Azzam Al-Ahmad, a senior Palestinian official, recently told Qatar’s Al-Araby television network that Israel aspires to expand its borders from the Nile River in Egypt to the Euphrates River in Iraq.
Portraying the Palestinians as the guardians of Arab interests, Al-Ahmad, a member of Fatah’s Central Committee, said, “We, the Palestinians, are defending all of you. We are defending Mecca, Baghdad, Cairo, Amman and Damascus. This is our destiny as Palestinians.”
And then he added this priceless nugget,”We are the sentinels in Jerusalem who defend it against the Zionist territorial designs from the Nile to the Euphrates.”
This is a nefarious myth, a conspiracy theory, that Palestinian and Arab nationalists have been recklessly peddling for decades now.
Long before Israel’s establishment in 1948, they accused the Zionist movement of seeking to create a Jewish state whose frontiers would stretch across much of the Middle East. Eventually, they settled on a catchy slogan that captured the imagination of a multitude of Arabs and seeped into the mythology of Arab politics.
The fantastical notion that Zionists sought to establish a Jewish state from the banks of the Nile to the shores of the Euphrates was so widely accepted and internalized by all classes of Arabs that it entered into the realm of conventional Arab wisdom.
The former president of Egypt, Gamal Abdul Nasser, perpetuated it in a number of fiery speeches. Syria’s former minister of defence, Mustafa Tlass, reversed the order of this infamous slogan, claiming that an inscription, “From the Euphrates to the Nile,” was chiselled over the entrance of the Knesset.
No such inscription was ever carved into the walls of Israel’s parliament, but this was of no concern to Arabs intent on proving that Israel was a colonial, imperialist country bent on gobbling up Arab lands.

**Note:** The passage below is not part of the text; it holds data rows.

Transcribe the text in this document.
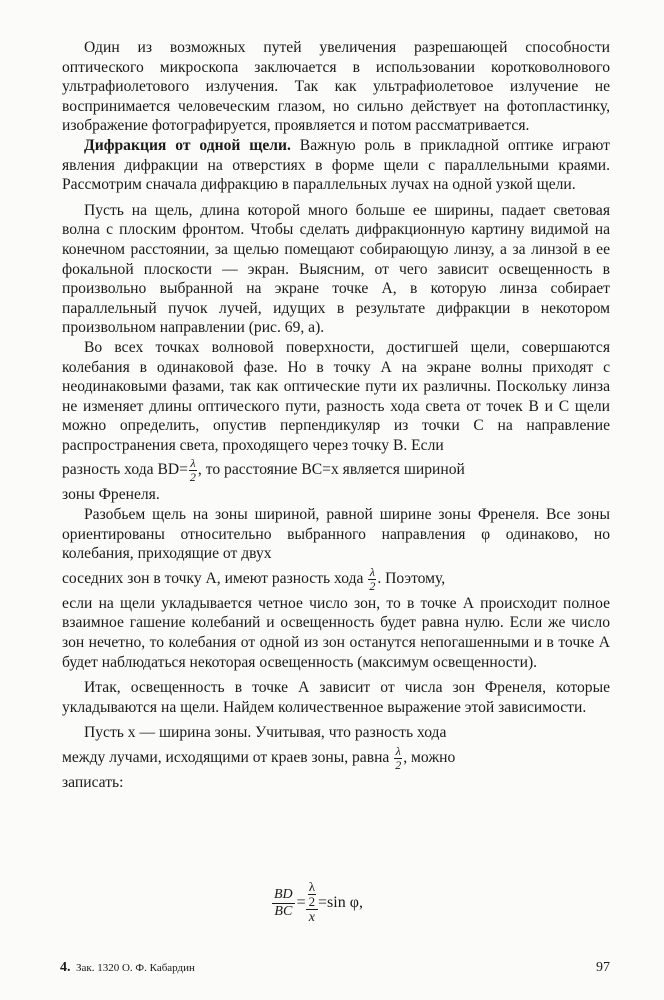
Один из возможных путей увеличения разрешающей способности оптического микроскопа заключается в использовании коротковолнового ультрафиолетового излучения. Так как ультрафиолетовое излучение не воспринимается человеческим глазом, но сильно действует на фотопластинку, изображение фотографируется, проявляется и потом рассматривается.

Дифракция от одной щели. Важную роль в прикладной оптике играют явления дифракции на отверстиях в форме щели с параллельными краями. Рассмотрим сначала дифракцию в параллельных лучах на одной узкой щели.

Пусть на щель, длина которой много больше ее ширины, падает световая волна с плоским фронтом. Чтобы сделать дифракционную картину видимой на конечном расстоянии, за щелью помещают собирающую линзу, а за линзой в ее фокальной плоскости — экран. Выясним, от чего зависит освещенность в произвольно выбранной на экране точке А, в которую линза собирает параллельный пучок лучей, идущих в результате дифракции в некотором произвольном направлении (рис. 69, а).

Во всех точках волновой поверхности, достигшей щели, совершаются колебания в одинаковой фазе. Но в точку А на экране волны приходят с неодинаковыми фазами, так как оптические пути их различны. Поскольку линза не изменяет длины оптического пути, разность хода света от точек В и С щели можно определить, опустив перпендикуляр из точки С на направление распространения света, проходящего через точку В. Если

разность хода $BD= \frac{\lambda}{2}$ , то расстояние BC=x является шириной

зоны Френеля.

Разобьем щель на зоны шириной, равной ширине зоны Френеля. Все зоны ориентированы относительно выбранного направления φ одинаково, но колебания, приходящие от двух

соседних зон в точку А, имеют разность хода $\frac{\lambda}{2}$ . Поэтому,

если на щели укладывается четное число зон, то в точке А происходит полное взаимное гашение колебаний и освещенность будет равна нулю. Если же число зон нечетно, то колебания от одной из зон останутся непогашенными и в точке А будет наблюдаться некоторая освещенность (максимум освещенности).

Итак, освещенность в точке А зависит от числа зон Френеля, которые укладываются на щели. Найдем количественное выражение этой зависимости.

Пусть x — ширина зоны. Учитывая, что разность хода

между лучами, исходящими от краев зоны, равна $\frac{\lambda}{2}$ , можно

записать:

$\frac{BD}{BC} = \frac{\frac{\lambda}{2}}{x} =\sin$ φ,
4. Зак. 1320 О. Ф. Кабардин	97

Prior to the 1993 Olso peace process, Yasser Arafat, the chairman of the Palestine Liberation Organization, occasionally utilized this slogan to underscore his belief that Israel was inherently expansionist. Unfortunately, this slogan still carries weight in important Palestinian circles.
After the Islamic revolution in Iran, Iranian leaders from President Akbar Hashemi Rafsanjani to Ayatollah Ali Khomeini fell back on that slogan to justify their opposition to Israel’s existence.
Right-wing Zionists who propagated a Greater Israel philosophy before and after Israel’s creation are partly to blame for encouraging Arabs to think that the aim of Zionism was to expand the boundaries of the Jewish homeland and state. Yet even these firebrands never spoke of borders extending from Egypt to Iraq. Their outsized territorial ambitions were strictly limited to Palestine.
Nonetheless, Arab propagandists made hay of their pronouncements, deliberately exaggerating the objectives of the Zionist movement so as to whip up support for the Palestinian cause.
So the slogan “From the Nile to the Euphrates” was enshrined in Arab and Palestinian rhetoric, sowing greater misunderstanding and acrimony between Jews and Arabs, poisoning attitudes toward Israel, and rendering a resolution of the Arab-Israeli dispute all but impossible.
Arabs should be reminded that if Israel had been so land hungry, it would not have withdrawn from the Sinai Peninsula after the 1956 Sinai War. Nor would Israel have relinquished territory in the wake of the 1973 Yom Kippur War and the wars in Lebanon in 1982 and 2006.
Arabs should also remember that Israel unilaterally pulled out of the Gaza Strip in 2005, and that from the 1990s onward, several Israeli prime ministers seriously considered the possibility of withdrawing from the Golan Heights in exchange for peace with Syria.
These are facts, not fantasies. Yet Azzam Al-Ahmad could not resist the temptation of descending into the swamp of baseless and malicious accusations against Israel.
The Palestinians are certainly entitled to statehood in the West Bank and Gaza, but their spokesmen would better serve Palestinian national aspirations if they adhered to the unvarnished truth about Israel and Zionism.